Conclusion: Civilization as Responsibility
This is where India’s moral crossroads lies. For centuries, it was the object of the Western gaze—admired, patronized, feared, but rarely understood. Now it is becoming a subject in world affairs: not only a great power but a civilizational one. With that comes not just the right to speak, but the duty to mean something. Whether governed by Hindutva or a revived Nehruvian pluralism, India will face the same structural realities: rivalry with authoritarian China; pressure from Islamist regimes in its neighborhood and beyond; ever-deepening integration with Western economies, geostrategic architectures, and technologies; and increasing pressure on India to pull its weight in shaping global norms such as those on climate, pandemics, AI ethics, pluralism, migration, warfare, and much else.

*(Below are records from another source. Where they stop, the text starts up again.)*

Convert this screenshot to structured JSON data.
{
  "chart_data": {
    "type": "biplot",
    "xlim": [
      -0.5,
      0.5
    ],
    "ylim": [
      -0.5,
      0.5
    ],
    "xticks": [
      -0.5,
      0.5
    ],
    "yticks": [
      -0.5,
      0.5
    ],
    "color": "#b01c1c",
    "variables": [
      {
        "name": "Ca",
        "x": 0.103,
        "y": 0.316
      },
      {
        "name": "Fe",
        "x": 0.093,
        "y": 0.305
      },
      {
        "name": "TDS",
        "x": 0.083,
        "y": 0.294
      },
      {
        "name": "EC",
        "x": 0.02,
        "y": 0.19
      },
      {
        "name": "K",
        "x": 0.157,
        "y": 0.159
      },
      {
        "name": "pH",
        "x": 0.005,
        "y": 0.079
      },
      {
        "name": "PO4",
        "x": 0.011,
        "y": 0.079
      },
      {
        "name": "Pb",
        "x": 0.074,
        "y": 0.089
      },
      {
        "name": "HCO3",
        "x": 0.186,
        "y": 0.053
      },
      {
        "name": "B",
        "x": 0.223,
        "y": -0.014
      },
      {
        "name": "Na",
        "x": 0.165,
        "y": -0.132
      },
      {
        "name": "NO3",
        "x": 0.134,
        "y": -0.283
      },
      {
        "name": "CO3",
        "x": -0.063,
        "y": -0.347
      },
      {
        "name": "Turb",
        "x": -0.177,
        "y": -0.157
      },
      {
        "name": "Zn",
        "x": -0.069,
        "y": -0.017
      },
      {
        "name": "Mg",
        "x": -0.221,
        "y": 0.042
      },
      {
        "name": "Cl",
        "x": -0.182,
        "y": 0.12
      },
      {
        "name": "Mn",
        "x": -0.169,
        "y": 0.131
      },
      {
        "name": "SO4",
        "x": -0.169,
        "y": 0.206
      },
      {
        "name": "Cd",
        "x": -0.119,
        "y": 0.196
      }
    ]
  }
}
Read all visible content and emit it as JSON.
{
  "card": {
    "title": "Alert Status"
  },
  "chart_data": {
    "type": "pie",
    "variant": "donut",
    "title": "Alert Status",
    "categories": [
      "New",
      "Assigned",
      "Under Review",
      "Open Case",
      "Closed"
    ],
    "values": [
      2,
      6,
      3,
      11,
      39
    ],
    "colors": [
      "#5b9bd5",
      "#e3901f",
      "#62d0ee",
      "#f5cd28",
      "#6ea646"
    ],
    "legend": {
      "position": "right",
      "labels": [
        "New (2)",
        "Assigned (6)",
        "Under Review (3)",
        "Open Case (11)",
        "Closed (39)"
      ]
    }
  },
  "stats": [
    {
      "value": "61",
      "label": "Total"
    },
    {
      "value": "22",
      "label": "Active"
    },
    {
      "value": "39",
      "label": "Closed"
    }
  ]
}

India will thus have to become something the West has never encountered before: a postcolonial, democratic superpower, deeply civilizational, whose philosophical traditions—from the Upanishads and the Dhammapada to Akbar’s sulh-i-kul and Ambedkar’s Navayana—demand to be engaged on their own terms. Its scholars must become translators, critics, and visionaries—speaking to Washington and to Dakar, to Brussels and to Jakarta, to both the echo chambers of the West and the silos of the Global South. Not to explain India as an exception or a copy, but as an original.
For the first time in modern history, India’s mind, no longer marginal due to India’s newly acquired economic and hard power, must be allowed to shape the world—not through mimicry or resentment, but through the full, fierce clarity of civilizational responsibility.